Fisher Times-Post-Dispatch-Courier

March 28, 2006

Golf [General] — Michael @ 7:38 pm

Perhaps now I think I like this strange little game called golf.  Not that I have game, yet.

 See, for a while now I have made a weekly trip to the driving ranges to develop my swing.  Disgustingly frustrating, as it turns out.  I have had a decent iron shot, but no consistency there.  I can drive a ball with the long stick harder into the ground than just about anyone else.  Worst of all, switching between the two, I go from a decent iron shot to NO ability off the tee with a driver, to NO ability with the irons.  I had all but sworn off ever hitting with a driver again.

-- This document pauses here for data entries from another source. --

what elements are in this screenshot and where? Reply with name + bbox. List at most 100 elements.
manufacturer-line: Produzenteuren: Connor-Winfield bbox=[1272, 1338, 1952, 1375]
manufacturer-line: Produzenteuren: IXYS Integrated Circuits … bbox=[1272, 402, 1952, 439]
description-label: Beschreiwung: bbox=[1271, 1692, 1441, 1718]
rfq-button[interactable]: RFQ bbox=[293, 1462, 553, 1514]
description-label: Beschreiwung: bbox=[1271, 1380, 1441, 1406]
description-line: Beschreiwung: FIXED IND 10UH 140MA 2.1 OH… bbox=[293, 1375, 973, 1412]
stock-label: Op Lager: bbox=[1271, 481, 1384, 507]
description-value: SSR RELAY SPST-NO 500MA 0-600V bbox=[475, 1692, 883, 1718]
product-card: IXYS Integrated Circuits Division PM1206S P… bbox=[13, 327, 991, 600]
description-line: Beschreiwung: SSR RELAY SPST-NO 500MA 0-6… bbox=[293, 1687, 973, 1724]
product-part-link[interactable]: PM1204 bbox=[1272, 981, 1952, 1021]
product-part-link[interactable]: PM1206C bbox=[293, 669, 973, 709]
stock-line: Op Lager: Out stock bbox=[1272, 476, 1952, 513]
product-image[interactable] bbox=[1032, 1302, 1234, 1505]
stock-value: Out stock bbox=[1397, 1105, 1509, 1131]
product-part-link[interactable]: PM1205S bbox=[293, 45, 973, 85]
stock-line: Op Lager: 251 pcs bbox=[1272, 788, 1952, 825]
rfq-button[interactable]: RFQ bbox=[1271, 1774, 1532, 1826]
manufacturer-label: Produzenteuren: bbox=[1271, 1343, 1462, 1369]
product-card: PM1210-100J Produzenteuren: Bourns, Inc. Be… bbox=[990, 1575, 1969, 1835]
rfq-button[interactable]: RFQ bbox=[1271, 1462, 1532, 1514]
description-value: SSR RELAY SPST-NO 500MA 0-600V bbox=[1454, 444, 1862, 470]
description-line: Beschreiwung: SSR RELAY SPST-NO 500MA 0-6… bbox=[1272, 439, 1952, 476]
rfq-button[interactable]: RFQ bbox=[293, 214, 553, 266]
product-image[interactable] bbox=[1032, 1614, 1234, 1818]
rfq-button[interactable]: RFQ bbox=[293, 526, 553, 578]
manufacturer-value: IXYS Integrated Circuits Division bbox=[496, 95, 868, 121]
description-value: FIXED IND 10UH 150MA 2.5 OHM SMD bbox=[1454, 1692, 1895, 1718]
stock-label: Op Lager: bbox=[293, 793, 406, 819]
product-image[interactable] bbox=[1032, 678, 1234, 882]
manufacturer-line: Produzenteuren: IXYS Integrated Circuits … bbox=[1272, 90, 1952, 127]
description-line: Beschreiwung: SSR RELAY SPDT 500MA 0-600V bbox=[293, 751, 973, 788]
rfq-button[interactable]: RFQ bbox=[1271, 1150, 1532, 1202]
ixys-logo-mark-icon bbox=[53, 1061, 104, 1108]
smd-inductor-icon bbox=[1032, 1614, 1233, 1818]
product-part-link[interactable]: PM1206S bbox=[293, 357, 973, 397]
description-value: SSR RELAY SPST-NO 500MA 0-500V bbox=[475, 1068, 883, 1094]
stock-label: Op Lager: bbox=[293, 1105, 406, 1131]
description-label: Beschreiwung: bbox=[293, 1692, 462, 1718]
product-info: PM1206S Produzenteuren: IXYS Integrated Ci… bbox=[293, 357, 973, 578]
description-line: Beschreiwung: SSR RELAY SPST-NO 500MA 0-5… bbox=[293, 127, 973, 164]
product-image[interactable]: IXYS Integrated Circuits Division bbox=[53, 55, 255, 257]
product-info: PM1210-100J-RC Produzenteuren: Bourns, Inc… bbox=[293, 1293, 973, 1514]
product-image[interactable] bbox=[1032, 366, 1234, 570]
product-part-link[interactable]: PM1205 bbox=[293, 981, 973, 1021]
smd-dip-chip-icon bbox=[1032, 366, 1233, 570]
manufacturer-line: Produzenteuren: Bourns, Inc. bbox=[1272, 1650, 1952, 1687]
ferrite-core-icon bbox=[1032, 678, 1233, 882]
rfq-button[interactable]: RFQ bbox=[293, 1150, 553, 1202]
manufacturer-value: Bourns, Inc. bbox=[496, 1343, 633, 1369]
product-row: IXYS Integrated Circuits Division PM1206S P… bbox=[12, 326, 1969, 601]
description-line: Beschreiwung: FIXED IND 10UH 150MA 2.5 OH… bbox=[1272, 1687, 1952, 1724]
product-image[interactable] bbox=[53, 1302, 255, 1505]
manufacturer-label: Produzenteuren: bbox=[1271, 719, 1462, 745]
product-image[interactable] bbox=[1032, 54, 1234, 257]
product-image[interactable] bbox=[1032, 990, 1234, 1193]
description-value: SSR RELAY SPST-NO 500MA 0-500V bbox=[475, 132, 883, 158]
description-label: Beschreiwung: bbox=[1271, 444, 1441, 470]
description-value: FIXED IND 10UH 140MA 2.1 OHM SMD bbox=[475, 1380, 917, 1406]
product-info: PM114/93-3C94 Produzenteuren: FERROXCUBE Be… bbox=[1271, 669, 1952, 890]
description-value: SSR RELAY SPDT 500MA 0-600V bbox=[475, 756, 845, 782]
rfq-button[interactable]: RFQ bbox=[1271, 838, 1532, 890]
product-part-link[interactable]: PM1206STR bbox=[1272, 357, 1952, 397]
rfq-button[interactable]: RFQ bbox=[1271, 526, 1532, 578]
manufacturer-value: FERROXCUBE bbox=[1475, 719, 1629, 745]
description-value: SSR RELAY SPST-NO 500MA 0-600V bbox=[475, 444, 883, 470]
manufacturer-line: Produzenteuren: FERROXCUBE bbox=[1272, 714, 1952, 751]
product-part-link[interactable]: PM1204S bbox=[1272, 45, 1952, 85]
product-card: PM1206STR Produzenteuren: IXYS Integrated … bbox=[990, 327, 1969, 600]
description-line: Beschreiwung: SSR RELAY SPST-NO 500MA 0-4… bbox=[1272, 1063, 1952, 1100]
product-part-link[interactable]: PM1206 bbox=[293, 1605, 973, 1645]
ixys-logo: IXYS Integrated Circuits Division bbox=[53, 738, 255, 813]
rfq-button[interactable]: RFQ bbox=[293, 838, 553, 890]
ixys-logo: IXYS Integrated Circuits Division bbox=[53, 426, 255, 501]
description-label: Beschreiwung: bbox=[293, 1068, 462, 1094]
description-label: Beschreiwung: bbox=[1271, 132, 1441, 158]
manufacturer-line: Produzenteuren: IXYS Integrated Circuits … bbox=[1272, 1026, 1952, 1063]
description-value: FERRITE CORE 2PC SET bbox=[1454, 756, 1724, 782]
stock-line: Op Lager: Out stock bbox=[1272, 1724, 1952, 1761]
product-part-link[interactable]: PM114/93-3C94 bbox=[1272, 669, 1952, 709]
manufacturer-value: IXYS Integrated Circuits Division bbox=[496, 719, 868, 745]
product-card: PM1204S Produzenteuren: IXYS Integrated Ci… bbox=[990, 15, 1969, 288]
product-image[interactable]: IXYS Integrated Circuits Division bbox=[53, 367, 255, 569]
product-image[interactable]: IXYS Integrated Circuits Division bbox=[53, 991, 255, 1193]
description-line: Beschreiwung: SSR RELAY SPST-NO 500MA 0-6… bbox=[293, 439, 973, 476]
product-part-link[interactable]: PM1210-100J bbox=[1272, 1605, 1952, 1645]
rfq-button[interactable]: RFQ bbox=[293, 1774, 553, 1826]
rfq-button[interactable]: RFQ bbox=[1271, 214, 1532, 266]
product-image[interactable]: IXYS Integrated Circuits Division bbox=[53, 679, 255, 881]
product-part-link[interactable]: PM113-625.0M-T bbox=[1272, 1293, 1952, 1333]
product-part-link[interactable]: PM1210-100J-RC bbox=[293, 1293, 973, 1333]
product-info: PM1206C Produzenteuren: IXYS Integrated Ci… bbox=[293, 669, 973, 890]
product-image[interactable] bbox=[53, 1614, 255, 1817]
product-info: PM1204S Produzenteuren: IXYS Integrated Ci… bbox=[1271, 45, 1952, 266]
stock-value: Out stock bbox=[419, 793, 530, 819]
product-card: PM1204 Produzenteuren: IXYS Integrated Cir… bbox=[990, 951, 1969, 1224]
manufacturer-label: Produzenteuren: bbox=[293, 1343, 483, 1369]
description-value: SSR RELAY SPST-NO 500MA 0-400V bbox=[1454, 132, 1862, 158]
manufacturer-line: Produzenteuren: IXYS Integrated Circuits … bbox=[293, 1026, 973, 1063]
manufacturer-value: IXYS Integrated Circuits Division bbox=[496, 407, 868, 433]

So I started blaming the technology.  Old wooden drivers.  Sure there’s family sentimentality involved there, but my swing was putting plenty of wear and tear on those.  So I dropped into a used golf supply store and got an oversized metal driver for cheap.  I was feeling good, even, because they let me hit a few balls with it into a net to get a feel for the club.  It made a good sound, so I thought I had found the solution.

What I found, apparently, was a way to hit balls even harder into the ground.  No good at all.  On the verge of swearing off golf altogether - can’t play the game if you can’t even hit the ball.  Can’t have game without swing.

So now I think I am every golf pro’s worst nightmare.  I went online and found some hints and tips and suggestions, and put them to use.  End result - I go through a 2 minute checklist of things when setting up.  Any time I try to eliminate the checklist ends in disaster, but when I slow down and concentrate, I can actually drive the ball.  It even works on my irons!  Most exciting of all, out of every 6 or 7 drives, one is dead straight.  Otherwise I’ve got a nasty fade (we’re talking 50 or 60 yards right of center, here), but my straight shots are falling 200-225 yards with dead range balls.  I even smacked a 250 yard drive towards the end of my day last week.

So am I bragging?  Sure, I’m starting to develop a swing.  Next step is consistency off the tee and with the irons.  Then I have to develop a game - that is, hitting the ball where I want it, not just as far as it’ll go.  That takes touch, which is really the key to all this.  Good luck doing that. 

3 Henry VI [Shakespeare] — Michael @ 7:21 pm

The 3rd Part of Henry VI - also called Richard Duke of York - is certainly my favorite of the plays so far.  It is bloody, it is violent, and most of the characters die.  Richard Duke of York is slain at the end of the first part, and Henry VI is slaughtered at the end.  King Henry is a very weak monarch, who promises the throne to Richard and his issue upon Henry’s death.  Thus the Queen is the majority driver for the action, fighting to defend her son Edward’s succession rights.  War is fought, France’s help is sought, a princess is promised to King Edward, son of Richard Duke of York, who insults France by marrying an English woman in the interim.  Dukes switch sides, more war is fought, Henry returns to the throne, Dukes switch back, and Henry and his Queen are finally defeated and Henry killed.

Shakespeare returns to this line of plays later, telling the story of the hunchbacked, evil son of Richard Duke of York - Richard Duke of Glouchester - who has unfettered ambition to the throne.  In 3 Henry VI, Richard has a long soliloquy in which he accounts for all the people who stand between him in the line of succession, then vowing to cut a bloody swath in his pursuit of that end.  The later history plays recount his fulfillment of this vow.

Now up?  Shakespeare’s first tragedy, Titus Andronicus.  Many experts debate the validity of ascribing this play to Shakespeare, largely because Titus is so ridiculously violent and base.  There is cannibalism, rape, murder, mutilation, and other atrocities.  Mmmm.  Can’t wait.